Utthan was born because a number of us who had suffered a similar kind of suffering came together and decided to lead the fight for a much larger group of women, a fight that all of us had in common with each other. This battle began at a time when we had entered the fray with scanty resources and next to no knowledge of strategy or winning method. Our hearts were burning with a fire. We were fighting for justice – not only our own but our sisters’ too. Determination, sincerity, fervour rippled in the air around us.
All of us had been trafficked for commercial sex work, often by people in our communities. Some of us were rescued, others ran away. We had come back to live at home. Sometimes, it was hard to bear up with the negativity that our neighbours and even our families sent our way, shaming us for having been on sale as a sex object. We had very little opportunity for improving our lives. There were days we wouldn’t feel like stepping out of the house and dealing with the inevitable stigmatizing. It was easier to crawl into a hard shell that nobody could break into. But when we met each other through our social workers and traded stories, we knew, for the first time, that we were not alone. Each of us had felt the same anger and helplessness, the identical feeling of being lost and powerless, the need to channel this sense of disquiet in productive ways.
And thus Utthan was set up, and we have done advocacy work for the rights and rehabilitation of trafficking survivors for the last two years, and counting. We are assertively feminist, and we make efforts to participate in community conversations of social relevance and to have our opinions on public social and political dialogue out in spaces where they can have visibility. As a marginalized group on the way to earning its empowerment through hard struggle, we consider this visibility important.
On this note, as Utthan members, we felt kindered to show our support for this second wave of the MeToo movement that is sweeping the Indian social media sphere. Most of us are only tentative social media users, but we do use smartphones and have become comfortable with WhatsApp and we can feel the world getting smaller at our fingertips. News finds its way to us. We hear about events of assault in Uttar Pradesh and Bihar. We hear about farmer suicides. We hear that an American filmmaker has made ugly passes at several actresses he hired to work in his films and that they have named and shamed him on the media.

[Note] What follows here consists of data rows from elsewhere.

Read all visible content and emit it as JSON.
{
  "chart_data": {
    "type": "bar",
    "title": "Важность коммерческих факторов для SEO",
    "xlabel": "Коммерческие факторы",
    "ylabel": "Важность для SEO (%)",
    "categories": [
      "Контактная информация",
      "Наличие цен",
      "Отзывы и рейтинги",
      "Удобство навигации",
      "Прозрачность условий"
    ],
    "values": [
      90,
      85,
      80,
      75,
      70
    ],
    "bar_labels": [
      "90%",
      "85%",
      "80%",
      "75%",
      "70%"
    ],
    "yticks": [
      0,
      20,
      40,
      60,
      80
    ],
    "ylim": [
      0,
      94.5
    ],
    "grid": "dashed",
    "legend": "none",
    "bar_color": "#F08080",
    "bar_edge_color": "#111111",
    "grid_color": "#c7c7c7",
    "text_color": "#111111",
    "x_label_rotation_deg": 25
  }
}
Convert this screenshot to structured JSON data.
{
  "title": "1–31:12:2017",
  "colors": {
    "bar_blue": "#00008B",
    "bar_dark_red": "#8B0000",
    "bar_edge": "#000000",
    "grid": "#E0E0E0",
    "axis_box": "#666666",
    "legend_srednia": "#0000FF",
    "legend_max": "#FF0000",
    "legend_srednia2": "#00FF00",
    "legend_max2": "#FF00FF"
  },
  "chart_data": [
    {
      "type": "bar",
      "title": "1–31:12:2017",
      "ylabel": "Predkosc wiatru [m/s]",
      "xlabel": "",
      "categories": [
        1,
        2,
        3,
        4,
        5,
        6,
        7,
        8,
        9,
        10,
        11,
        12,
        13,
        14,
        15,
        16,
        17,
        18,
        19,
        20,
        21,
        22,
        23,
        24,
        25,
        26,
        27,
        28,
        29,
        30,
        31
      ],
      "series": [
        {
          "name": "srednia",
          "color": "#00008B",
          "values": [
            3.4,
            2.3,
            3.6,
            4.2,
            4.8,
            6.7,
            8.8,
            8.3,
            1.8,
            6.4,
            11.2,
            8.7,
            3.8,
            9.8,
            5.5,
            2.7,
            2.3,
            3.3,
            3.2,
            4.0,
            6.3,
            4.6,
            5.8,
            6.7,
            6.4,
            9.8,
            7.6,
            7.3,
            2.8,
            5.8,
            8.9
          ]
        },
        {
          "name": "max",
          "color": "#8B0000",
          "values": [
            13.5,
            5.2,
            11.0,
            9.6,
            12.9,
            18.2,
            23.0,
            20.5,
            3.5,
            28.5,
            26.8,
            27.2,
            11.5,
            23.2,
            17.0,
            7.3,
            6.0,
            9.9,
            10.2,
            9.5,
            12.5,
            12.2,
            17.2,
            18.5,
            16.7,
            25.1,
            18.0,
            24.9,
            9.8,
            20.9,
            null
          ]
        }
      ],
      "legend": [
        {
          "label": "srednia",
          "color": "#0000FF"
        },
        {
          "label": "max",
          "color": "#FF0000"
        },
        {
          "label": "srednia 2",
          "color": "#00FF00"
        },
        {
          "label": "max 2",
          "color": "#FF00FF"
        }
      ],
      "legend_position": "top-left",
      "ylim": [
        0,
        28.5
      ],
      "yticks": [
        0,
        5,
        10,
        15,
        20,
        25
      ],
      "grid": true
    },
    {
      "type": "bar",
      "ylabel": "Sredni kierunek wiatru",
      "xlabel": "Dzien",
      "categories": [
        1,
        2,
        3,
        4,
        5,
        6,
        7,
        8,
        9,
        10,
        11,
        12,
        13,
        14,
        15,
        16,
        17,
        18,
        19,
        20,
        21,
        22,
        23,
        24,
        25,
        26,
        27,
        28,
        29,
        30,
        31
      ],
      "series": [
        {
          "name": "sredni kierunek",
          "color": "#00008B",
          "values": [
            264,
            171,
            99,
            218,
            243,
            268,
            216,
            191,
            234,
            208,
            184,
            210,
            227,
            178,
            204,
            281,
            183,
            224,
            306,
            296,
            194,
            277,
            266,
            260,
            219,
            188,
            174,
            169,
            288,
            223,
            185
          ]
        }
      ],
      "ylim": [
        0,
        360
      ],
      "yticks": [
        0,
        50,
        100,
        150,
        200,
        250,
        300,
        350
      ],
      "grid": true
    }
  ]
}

Other bits of news, not always having to do with a celebrity, keep finding their way into forwarded chain texts. Sometimes, the girl or woman raising a complaint protects her identity, and the identity of the man who harassed or molested her. The revelations do not shock us. We have been through beatings, deprivations of the worst kind, rape. But so have they. They are not alone. We are not alone.
Some girls we read about talk about emotional abuse their partners put them through. We learn about gaslighting and stonewalling. Some of us have experienced both. We didn’t know what these draining, enervating encounters with were called.
We heard that an actress called Tanushree Dutta has made allegations of sexual harassment against a co-star. We already knew the co-star’s name – Nana Patekar, much more famous than the actress who brought charges, and we thought, that’s often the way things are. Those with money and power leverage these stockpiles for the exploitation, sexual and otherwise, of the less affluent and powerful. It has been this way since history has been written down.
We talked over Tanushree’s Dutta’s case and felt the old rage rising in our hearts: hadn’t we been taken advantage of, too? Hadn’t we been degraded and humiliated and battered? Isn’t it the lot of every woman to have to put up with objectifying gazes, rules that confine and constrain, gender roles designed to protect the body that, otherwise, will be violated, intruded upon, used and then discarded.
Tanushree had pluck, some of us said, she had the courage to call her perpetrator out, and we summoned all our goodwill and hoped she would have good luck.
We are hoping for ourselves too, and the girls we work with. We are hoping that tolerance dies a quiet death, and women everywhere rise in splendid anger together.